I renewed my home insurance over the weekend. I do it every year, of course, and every year it is pretty much the same.

Here is how the conversation typically goes:

Ins Co: (automated voice) Your call is important to us. We're experiencing unusually high call volumes at the moment, so it may take us longer than usual to answer your call.

Me: (under my breath) You're always experiencing 'unusually high' call volumes. Maybe you should start to call this level of call 'usually high' and staff your call centre processes appropriately. On the other hand, if you're process worked properly, I wouldn't need to call you and  we wouldn't be here in the first place.

Ins Co: (answering the call quite quickly, leaving me wondering why they'd wound me up about having to wait a long time first place!) Hello, this is ..., how can I help?

Me: I've received your renewal quotation, and I'd like to not accept it.

Ins Co: (after completing ID&V) Of course. Do you mind if I ask why?

Me: Because it is much cheaper (16% this year) to take out a new policy with you than it is to accept your renewal.

Ins Co: Oh. Would you like me to see if there is anything I can do to reduce your renewal?

Me: No, don't bother thanks. You try every year and even though you do reduce it, it is always still higher than the new policy cost. I don't know why you don't give me your best price in the first place? Anyway, I've taken out the new one already over the internet, so can we please just not renew the old one?

Ins Co: OK, that's done now, is there anything else I can do for you?

Alright, that's not the exact conversation. I am less blunt than that with the operator. I know it is not her fault.

But a simple renewal has been turned into a much more complex cancellation and new policy, with a phone call and twice as much paperwork and postage. Why I can't do the cancellation over the internet (perhaps you can, but I couldn't figure it out) and why there is any paper and postage involved in this day and age is a completely different question.
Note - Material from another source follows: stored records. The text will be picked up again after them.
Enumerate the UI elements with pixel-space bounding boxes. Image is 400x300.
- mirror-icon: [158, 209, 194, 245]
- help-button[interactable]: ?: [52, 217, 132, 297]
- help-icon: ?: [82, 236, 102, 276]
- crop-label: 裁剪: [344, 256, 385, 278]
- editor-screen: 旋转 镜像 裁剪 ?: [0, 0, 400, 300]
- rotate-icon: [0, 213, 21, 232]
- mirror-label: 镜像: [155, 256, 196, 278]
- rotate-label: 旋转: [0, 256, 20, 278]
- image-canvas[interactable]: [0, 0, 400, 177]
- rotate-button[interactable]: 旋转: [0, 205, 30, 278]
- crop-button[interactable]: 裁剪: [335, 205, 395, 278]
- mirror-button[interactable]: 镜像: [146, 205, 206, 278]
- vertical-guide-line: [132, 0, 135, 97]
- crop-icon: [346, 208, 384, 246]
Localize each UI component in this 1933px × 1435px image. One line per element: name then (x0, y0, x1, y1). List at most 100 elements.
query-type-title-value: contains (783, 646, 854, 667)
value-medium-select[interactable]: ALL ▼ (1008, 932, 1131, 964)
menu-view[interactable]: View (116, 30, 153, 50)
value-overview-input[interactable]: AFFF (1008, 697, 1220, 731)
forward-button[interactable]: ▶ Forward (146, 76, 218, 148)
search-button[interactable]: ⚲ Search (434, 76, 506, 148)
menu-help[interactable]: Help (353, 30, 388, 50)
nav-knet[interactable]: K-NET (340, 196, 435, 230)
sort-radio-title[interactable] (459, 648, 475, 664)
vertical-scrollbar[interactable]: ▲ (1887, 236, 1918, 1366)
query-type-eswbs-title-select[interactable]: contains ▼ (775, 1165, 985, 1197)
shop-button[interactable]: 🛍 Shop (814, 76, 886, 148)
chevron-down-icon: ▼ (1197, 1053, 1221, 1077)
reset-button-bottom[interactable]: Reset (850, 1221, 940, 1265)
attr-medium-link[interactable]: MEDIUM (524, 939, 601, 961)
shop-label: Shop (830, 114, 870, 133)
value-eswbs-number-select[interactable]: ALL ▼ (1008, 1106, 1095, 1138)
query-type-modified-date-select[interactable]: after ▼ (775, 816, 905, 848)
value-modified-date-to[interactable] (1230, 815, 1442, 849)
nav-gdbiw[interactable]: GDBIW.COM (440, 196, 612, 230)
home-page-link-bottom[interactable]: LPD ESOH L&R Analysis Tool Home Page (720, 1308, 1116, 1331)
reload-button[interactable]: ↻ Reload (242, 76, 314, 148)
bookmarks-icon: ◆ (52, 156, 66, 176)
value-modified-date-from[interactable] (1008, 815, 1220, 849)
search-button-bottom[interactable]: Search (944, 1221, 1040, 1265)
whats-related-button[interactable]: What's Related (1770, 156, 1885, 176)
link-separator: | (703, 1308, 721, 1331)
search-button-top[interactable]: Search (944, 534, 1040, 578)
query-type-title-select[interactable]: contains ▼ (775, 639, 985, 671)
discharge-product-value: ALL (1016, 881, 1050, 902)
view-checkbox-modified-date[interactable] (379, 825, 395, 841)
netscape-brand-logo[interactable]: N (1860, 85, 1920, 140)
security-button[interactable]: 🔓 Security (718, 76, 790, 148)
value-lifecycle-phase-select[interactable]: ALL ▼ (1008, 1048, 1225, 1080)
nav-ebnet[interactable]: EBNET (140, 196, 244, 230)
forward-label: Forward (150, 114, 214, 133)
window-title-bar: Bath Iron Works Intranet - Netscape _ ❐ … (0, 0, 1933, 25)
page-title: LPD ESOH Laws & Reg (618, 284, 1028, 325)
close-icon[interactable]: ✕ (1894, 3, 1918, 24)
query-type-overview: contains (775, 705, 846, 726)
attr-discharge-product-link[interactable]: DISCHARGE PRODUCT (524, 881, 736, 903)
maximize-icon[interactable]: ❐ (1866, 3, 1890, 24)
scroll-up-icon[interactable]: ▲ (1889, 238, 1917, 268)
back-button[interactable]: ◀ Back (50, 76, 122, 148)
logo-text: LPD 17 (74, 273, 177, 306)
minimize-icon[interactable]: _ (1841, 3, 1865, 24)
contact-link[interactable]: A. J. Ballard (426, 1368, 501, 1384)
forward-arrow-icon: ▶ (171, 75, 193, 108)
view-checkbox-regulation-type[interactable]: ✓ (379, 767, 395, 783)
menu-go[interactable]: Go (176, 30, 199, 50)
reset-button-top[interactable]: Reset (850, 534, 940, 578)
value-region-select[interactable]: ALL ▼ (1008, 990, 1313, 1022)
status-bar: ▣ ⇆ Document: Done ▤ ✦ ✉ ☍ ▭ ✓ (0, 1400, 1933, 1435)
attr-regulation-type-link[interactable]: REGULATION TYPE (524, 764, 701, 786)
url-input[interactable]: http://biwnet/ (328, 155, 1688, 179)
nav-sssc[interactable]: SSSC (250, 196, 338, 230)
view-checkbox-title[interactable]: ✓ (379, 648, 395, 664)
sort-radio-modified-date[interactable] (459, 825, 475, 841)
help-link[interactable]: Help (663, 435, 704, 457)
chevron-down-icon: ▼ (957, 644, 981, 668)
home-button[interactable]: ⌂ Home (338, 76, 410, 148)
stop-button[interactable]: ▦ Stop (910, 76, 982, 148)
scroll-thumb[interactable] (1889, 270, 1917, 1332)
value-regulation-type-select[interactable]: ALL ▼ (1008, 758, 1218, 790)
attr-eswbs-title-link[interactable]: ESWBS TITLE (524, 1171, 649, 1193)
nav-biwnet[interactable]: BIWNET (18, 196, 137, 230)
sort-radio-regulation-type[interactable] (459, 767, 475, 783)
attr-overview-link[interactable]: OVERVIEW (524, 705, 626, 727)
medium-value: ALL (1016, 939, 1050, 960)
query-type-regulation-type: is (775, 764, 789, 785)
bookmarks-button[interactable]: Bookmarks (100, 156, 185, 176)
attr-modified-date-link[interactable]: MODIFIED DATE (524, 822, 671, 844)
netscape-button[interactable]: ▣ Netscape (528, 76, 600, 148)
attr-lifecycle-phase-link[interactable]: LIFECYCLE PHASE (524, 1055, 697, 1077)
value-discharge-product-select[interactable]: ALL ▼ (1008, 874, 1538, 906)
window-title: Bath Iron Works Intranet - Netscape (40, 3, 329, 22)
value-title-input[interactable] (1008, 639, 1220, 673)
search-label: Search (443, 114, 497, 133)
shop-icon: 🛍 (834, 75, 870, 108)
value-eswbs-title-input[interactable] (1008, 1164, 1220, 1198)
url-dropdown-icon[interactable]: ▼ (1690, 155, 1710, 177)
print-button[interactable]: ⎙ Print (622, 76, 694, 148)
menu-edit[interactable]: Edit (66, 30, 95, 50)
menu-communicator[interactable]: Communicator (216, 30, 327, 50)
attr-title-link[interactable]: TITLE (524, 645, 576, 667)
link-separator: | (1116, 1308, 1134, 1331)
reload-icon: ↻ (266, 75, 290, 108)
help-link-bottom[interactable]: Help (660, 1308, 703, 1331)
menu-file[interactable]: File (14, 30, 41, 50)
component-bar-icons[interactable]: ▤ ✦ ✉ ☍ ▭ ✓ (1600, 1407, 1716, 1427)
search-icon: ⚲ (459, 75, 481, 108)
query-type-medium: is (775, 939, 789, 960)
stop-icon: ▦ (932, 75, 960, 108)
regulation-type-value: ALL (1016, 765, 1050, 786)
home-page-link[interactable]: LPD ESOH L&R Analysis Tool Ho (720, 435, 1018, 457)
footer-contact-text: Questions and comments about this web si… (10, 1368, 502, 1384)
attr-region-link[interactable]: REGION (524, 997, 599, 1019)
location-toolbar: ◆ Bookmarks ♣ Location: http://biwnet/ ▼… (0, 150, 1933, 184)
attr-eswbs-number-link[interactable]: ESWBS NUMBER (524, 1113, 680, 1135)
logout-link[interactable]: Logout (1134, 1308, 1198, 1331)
The whole process is quite simply annoying.

So why do I stay with this insurer? Quite simply because, hassle factor included, it is still the best deal I can find (every year, I cross check the deal with a few other insurers).

Now I am pretty sure I know what is going on here. By taking out a new policy, I benefit from a much more attractive rate designed to attract new business. The renewal, by contrast, is much more expensive as the insurance company is relying on customer apathy to claw back the profits they sacrificed in the first year, despite the fact that a renewal must surely be cheaper to process than a new policy.

And I am guessing that enough people simply accept the higher priced renewal to make it worth the insurance company's while. I also suspect that, because I take out a new policy with the same insurer every year instead of renewing, that they make much less profit from me as a customer than they otherwise would.

It is a process which is broken on many levels. As a customer I face two choices: (1) pay more than I need to at renewal, or (2) go through a convoluted and annoying cancellation and new policy process. Neither options seems like a win from my perspective.

I've been with the same insurer for many years now. I should be a loyal customer - even an advocate. Instead, I tolerate them grudgingly.

As an industry, we spend a lot of time talking about rebuilding consumer confidence and trust. It is in fixing broken processes like these that we need to start.